I assume it is recommended to have a separate index for products, users, and the other model? It's seems best to keep the index from getting too bloated? Am I on the right track here?
All the models are indexed in the same index. And sunspot will also index the classnames into the index.
I'm programming a website that allows users to post classified ads with detailed fields for different types of items they are selling. However, I have a question about the best database schema.
The site features many categories (eg. Cars, Computers, Cameras) and each category of ads have their own distinct fields. For example, Cars have attributes such as number of doors, make, model, and horsepower while Computers have attributes such as CPU, RAM, Motherboard Model, etc.
Now since they are all listings, I was thinking of a polymorphic approach, creating a parent LISTINGS table and a different child table for each of the different categories (COMPUTERS, CARS, CAMERAS). Each child table will have a listing_id that will link back to the LISTINGS TABLE. So when a listing is fetched, it would fetch a row from LISTINGS joined by the linked row in the associated child table.
LISTINGS
-listing_id
-user_id
-email_address
-date_created
-description
CARS
-car_id
-listing_id
-make
-model
-num_doors
-horsepower
COMPUTERS
-computer_id
-listing_id
-cpu
-ram
-motherboard_model
Now, is this schema a good design pattern or are there better ways to do this?
I considered single inheritance but quickly brushed off the thought because the table will get too large too quickly, but then another dilemma came to mind - if the user does a global search on all the listings, then that means I will have to query each child table separately. What happens if I have over 100 different categories, wouldn't it be inefficient?
I also thought of another approach where there is a master table (meta table) that defines the fields in each category and a field table that stores the field values of each listing, but would that go against database normalization?
How would sites like Kijiji do it?
Your database design is fine. No reason to change what you've got. I've seen the search done a few ways. One is to have your search stored procedure join all the tables you need to search across and index the columns to be searched. The second way I've seen it done which worked pretty well was to have a table that is only used for search which gets a copy of whatever fields that need to be searched. Then you would put triggers on those fields and update the search table.
They both have drawbacks but I preferred the first to the second.
EDIT
You need the following tables.
Categories
- Id
- Description
CategoriesListingsXref
- CategoryId
- ListingId
With this cross reference model you can join all your listings for a given category during search. Then add a little dynamic sql (because it's easier to understand) and build up your query to include the field(s) you want to search against and call execute on your query.
That's it.
EDIT 2
This seems to be a little bigger discussion that we can fin in these comment boxes. But, anything we would discuss can be understood by reading the following post.
http://www.sommarskog.se/dyn-search-2008.html
It is really complete and shows you more than 1 way of doing it with pro's and cons.
Good luck.
I think the design you have chosen will be good for the scenario you just described.

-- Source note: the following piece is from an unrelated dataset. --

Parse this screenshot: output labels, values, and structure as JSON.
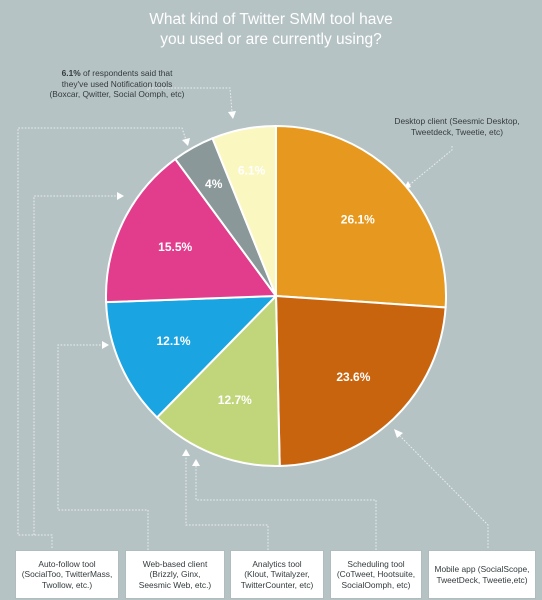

Though I'm not sure if the sub class tables should have their own ID. Since a CAR is a Listing, it makes sense that the values are from the same "domain".
In the typical classified ads site, the data for an ad is written once and then is basically read-only. You can exploit this and store the data in a second set of tables that are more optimized for searching in just the way you want the users to search. Also, the search problem only really exists for a "general" search. Once the user picks a certain type of ad, you can switch to the sub class tables in order to do more advanced search (RAM > 4gb, cpu = overpowered).